Écotourisme : harmoniser voyage et conservation pour un avenir durable
Le terme le plus ancien et le plus souvent utilisé est écotourisme, un mouvement qui a commencé à émerger dans les années 1980. Tourisme durable, tourisme vert, tourisme naturel, tourisme éthique, voyage conscient, voyage responsable, tourisme pro-pauvre et bien d’autres sont des mots à la mode industriels de plus en plus répandus.
Quel que soit le nom que vous choisissez de lui donner, les idées fondamentales qui sous-tendent ces idéologies sont les mêmes : le secteur du voyage dans son ensemble devrait adopter des méthodes plus respectueuses de l’environnement, préserver l’histoire naturelle et culturelle d’une destination et aider les populations locales.
La popularité des voyages responsables a récemment augmenté à un rythme beaucoup plus rapide que celle du tourisme classique de soleil et de plage.

Aperçus du marché de l’écotourisme
- Ces types de demandes sont de plus en plus fréquents, certains analystes suggérant que l’écotourisme représente déjà 11,4 % de tous les achats des consommateurs. Les réponses à ces préoccupations deviendront également de plus en plus importantes à mesure que nous observerons davantage d’effets néfastes du tourisme de masse sur les lieux touristiques prisés du monde entier.
- La taille du marché de l’écotourisme était estimée à 181,1 milliards de dollars en 2019 et devrait croître à un TCAC de 14,3 % de 2021 à 2027 pour atteindre 333,8 milliards de dollars.

- L’essor du tourisme et des voyages vers des lieux insolites a démontré une résilience notable à l’échelle mondiale.

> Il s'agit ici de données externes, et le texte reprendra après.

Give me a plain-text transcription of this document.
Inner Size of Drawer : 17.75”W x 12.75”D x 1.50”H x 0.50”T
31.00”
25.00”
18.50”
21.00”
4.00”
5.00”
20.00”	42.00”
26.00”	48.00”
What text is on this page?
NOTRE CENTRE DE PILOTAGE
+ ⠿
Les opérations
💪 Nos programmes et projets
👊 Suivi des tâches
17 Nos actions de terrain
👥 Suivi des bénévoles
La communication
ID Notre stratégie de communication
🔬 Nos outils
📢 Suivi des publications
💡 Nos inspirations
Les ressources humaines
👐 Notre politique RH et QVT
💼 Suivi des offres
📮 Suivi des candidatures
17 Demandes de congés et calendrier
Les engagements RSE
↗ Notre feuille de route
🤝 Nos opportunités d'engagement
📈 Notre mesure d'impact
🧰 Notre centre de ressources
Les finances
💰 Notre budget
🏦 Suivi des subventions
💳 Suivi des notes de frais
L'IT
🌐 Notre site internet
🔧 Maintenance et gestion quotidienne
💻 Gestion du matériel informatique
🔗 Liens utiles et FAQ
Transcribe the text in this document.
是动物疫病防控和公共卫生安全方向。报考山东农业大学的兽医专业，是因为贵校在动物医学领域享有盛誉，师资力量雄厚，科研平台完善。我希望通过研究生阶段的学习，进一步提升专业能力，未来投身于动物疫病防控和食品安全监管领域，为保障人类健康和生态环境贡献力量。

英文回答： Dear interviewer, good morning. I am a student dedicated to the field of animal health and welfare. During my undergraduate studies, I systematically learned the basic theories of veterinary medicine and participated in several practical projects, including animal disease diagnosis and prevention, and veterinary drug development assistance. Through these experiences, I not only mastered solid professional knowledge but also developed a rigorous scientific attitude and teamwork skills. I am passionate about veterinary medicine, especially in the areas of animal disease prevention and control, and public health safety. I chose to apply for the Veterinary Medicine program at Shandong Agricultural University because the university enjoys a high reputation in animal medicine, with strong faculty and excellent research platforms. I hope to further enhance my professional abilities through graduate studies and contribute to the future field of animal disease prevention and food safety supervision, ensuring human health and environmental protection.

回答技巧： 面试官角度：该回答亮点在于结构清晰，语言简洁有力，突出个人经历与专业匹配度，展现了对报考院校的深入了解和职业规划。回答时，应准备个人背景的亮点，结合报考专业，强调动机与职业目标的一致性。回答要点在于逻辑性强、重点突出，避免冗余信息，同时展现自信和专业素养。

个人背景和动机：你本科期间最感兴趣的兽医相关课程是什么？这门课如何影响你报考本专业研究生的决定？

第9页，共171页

- Les sites écotouristiques populaires dans le monde entier incluent l’Islande, le Kenya, les Palaos et le Népal.
- À la fin de 2018, le Népal comptait 1 173 072 visiteurs de plus que l’année précédente, une croissance remarquable de 24 %. Dans le même ordre d’idée, le Kenya a enregistré une augmentation de plus de 37 % du nombre d’arrivées de visiteurs en 2018, dépassant ainsi la barre des deux millions.
- De plus, des pays comme le Costa Rica, les îles Galapagos et le Panama sont désormais des destinations de choix pour l’écotourisme.
- Contrairement aux atouts touristiques historiques, écologiques et culturels du pays, l’Éthiopie a admirablement prospéré ces dernières années en se concentrant sur des marchés de niche. Les voyageurs ont été attirés par la région en raison du tourisme faunique, de l’observation des oiseaux, des récifs coralliens et des zones naturelles intactes comme les forêts amazoniennes.
Analyse de l’impact de la Covid-19
- Le tourisme est l’un des secteurs les plus durement touchés par la pandémie. La durée de l’épidémie virale restera un élément important à prendre en compte pour déterminer les effets globaux de la pandémie, bien qu’après 2023, le marché mondial du voyage et du tourisme devrait se normaliser.
- La pandémie de COVID-19 a considérablement affecté l’industrie de l’écotourisme en raison des restrictions de voyage mises en œuvre à l’échelle mondiale pour tenter d’arrêter la propagation de la pandémie.
- Après la COVID-19, les pays du monde entier cherchent à renforcer leur industrie touristique. Afin d’aider le secteur du tourisme, les gouvernements procèdent à des changements structurels et accordent des mesures de relance financière.
Conclusion
L’un des principaux obstacles à la croissance de l’écotourisme est le manque d’infrastructures de soutien appropriées sur les sites écotouristiques, comme un mauvais accès par voie aérienne, ferroviaire ou routière aux diverses destinations écotouristiques dans les pays émergents et sous-développés. Malgré ces problèmes, le secteur mondial de l’écotourisme devrait croître à un taux de croissance annuel composé (TCAC) de 17,5 %, passant de 157,76 milliards de dollars en 2021 à 185,43 milliards de dollars en 2022. À un TCAC de 12,7 %, la taille du marché mondial de l’écotourisme devrait atteindre 299,03 milliards de dollars en 2026.